Defendeu, por isso, a Requerente que, em consequência das condutas que imputou aos Requeridos, “F” – Corretores e Consultores de Seguros S.A. e “G” – Corretores de Seguros, S.A. teriam visto já clientes seus serem aliciados para a quarta Requerida, representando os mesmos uma facturação de mais de três milhões de euros, estando em risco a manutenção de cento e vinte postos de trabalho, e diminuído substancialmente o valor dos seus próprios activos (conforme artigos 24º a 27º do requerimento inicial); e terem os primeiro, segundo e terceiro Requeridos violado, quer a obrigação de não concorrência prevista no art. 398º, n.º 3 do C.S.Com., quer o instituto jurídico mais abrangente da concorrência desleal, já que todos eles teriam colaborado para o desenvolvimento da actividade da quarta Requerida, com prejuízo para a actividade de “F” – Corretores e Consultores de Seguros S.A. e de “G” – Corretores de Seguros, S.A., pretendendo nomeadamente desviar destas a respectiva clientela, roubando-a a favor daquela (conforme artigos 46º, e 58º a 63º do requerimento inicial).
A Requerente identificou, por fim, a sua pretensão, afirmando ser esta «acção destinada a reconhecer o direito da Requerente e das sociedades “F” e “G” a definitivamente cessada a actividade ilícita que tem vindo a ser concretizada pelos Requeridos, concorrencial à das suas participadas» (artigo 67º do requerimento inicial).
Compreende-se, por isso, que o respectivo pedido se haja restringido a «ordenar-se aos Requeridos (i) que se abstenham da prática de quaisquer actos de angariação ou desvio de clientela em prejuízo da “G” e/ou”F”, e ainda, relativamente aos 1º a 3º Requeridos, (ii) que se abstenham, directa ou indirectamente, da prática de qualquer outro acto que se traduza na prática de actividade de mediação de seguros em benefício de entidades diferentes daquelas duas sociedades e que se abstenham, directa ou indirectamente, da prática de qualquer outra actividade com natureza concorrencial com a da “G” e a “F”».” (sic - fls 781 a 782).

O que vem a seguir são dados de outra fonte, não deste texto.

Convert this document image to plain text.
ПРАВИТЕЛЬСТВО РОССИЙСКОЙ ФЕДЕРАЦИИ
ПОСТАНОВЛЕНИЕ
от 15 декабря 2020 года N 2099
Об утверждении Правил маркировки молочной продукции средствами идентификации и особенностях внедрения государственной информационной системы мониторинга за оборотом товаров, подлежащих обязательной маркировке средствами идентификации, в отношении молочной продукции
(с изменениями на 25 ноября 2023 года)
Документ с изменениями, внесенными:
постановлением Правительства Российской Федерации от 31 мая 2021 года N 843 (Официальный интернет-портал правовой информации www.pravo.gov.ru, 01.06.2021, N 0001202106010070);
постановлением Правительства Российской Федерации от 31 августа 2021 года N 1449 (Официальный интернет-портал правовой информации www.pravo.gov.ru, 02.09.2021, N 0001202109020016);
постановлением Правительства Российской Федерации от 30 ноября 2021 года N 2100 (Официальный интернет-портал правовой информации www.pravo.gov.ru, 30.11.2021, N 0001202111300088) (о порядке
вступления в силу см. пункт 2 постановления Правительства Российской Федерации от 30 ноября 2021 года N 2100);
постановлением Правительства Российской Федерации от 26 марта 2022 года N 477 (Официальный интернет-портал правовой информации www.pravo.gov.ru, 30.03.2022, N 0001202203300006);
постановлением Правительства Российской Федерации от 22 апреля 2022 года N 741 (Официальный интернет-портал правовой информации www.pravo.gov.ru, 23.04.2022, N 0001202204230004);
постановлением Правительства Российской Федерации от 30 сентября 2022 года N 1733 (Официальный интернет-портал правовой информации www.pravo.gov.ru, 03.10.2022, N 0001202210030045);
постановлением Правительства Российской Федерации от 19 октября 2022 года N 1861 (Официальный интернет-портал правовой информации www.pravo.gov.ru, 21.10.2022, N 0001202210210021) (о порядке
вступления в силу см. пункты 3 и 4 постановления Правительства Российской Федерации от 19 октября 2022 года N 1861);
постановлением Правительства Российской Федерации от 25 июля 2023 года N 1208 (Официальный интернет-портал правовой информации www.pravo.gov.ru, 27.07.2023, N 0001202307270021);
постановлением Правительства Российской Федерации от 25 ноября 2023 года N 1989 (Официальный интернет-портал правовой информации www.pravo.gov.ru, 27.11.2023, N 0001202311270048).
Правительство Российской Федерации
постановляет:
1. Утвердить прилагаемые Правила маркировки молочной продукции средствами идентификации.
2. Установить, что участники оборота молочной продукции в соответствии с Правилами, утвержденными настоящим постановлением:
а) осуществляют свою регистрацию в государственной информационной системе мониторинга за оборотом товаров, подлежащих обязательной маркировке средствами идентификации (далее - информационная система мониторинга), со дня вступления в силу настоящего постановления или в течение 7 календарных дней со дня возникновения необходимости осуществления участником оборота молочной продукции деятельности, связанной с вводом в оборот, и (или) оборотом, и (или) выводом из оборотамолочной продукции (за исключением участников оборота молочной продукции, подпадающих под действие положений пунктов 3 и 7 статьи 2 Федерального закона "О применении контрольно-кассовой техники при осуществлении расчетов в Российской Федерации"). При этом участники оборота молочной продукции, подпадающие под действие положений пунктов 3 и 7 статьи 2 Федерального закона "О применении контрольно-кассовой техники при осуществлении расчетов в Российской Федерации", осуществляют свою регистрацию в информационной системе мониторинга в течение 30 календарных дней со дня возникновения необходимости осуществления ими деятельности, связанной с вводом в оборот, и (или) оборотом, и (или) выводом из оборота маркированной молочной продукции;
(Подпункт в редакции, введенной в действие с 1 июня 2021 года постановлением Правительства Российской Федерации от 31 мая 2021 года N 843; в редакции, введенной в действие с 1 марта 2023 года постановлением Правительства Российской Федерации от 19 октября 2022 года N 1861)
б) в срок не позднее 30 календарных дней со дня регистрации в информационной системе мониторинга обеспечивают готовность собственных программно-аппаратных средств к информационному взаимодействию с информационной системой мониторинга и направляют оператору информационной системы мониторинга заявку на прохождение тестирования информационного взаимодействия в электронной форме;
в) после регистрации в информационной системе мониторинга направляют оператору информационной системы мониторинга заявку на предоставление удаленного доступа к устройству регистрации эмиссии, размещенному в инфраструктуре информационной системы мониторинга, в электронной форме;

4. Discussão jurídica da causa.
Ao julgar verificada a excepção dilatória de ilegitimidade da requerente para os termos dos presentes autos de procedimento cautelar comum, o Mmo Juiz a quo violou ou não o disposto no n.º 1 do art.º 77º do Código das Sociedades Comerciais?
4.1. No presente processo, sendo inequívoco que os Tribunais portugueses são os internacionalmente competentes para a preparação e julgamento da causa e que estes autos tiveram o seu início em Tribunais de 1ª instância (os que têm competência em razão da hierarquia), foi já decretado que são os Tribunais comuns de competência genérica ou de competência cível os que para tal são competentes em razão da matéria e, em concreto, que é o Tribunal com competência cível da comarca de Lisboa o territorialmente competente para esse fim (artºs 660º nºs 1 e 2, e 510º n.º 1 do CPC – nos quais se determina que o Tribunal deve começar por conhecer “das excepções dilatórias e nulidades processuais que hajam sido suscitadas pelas partes, ou que, face aos elementos constantes dos autos, deva apreciar oficiosamente”, mais devendo apreciar “das questões processuais que possam determinar a absolvição da instância, segundo a ordem imposta pela sua precedência lógica”).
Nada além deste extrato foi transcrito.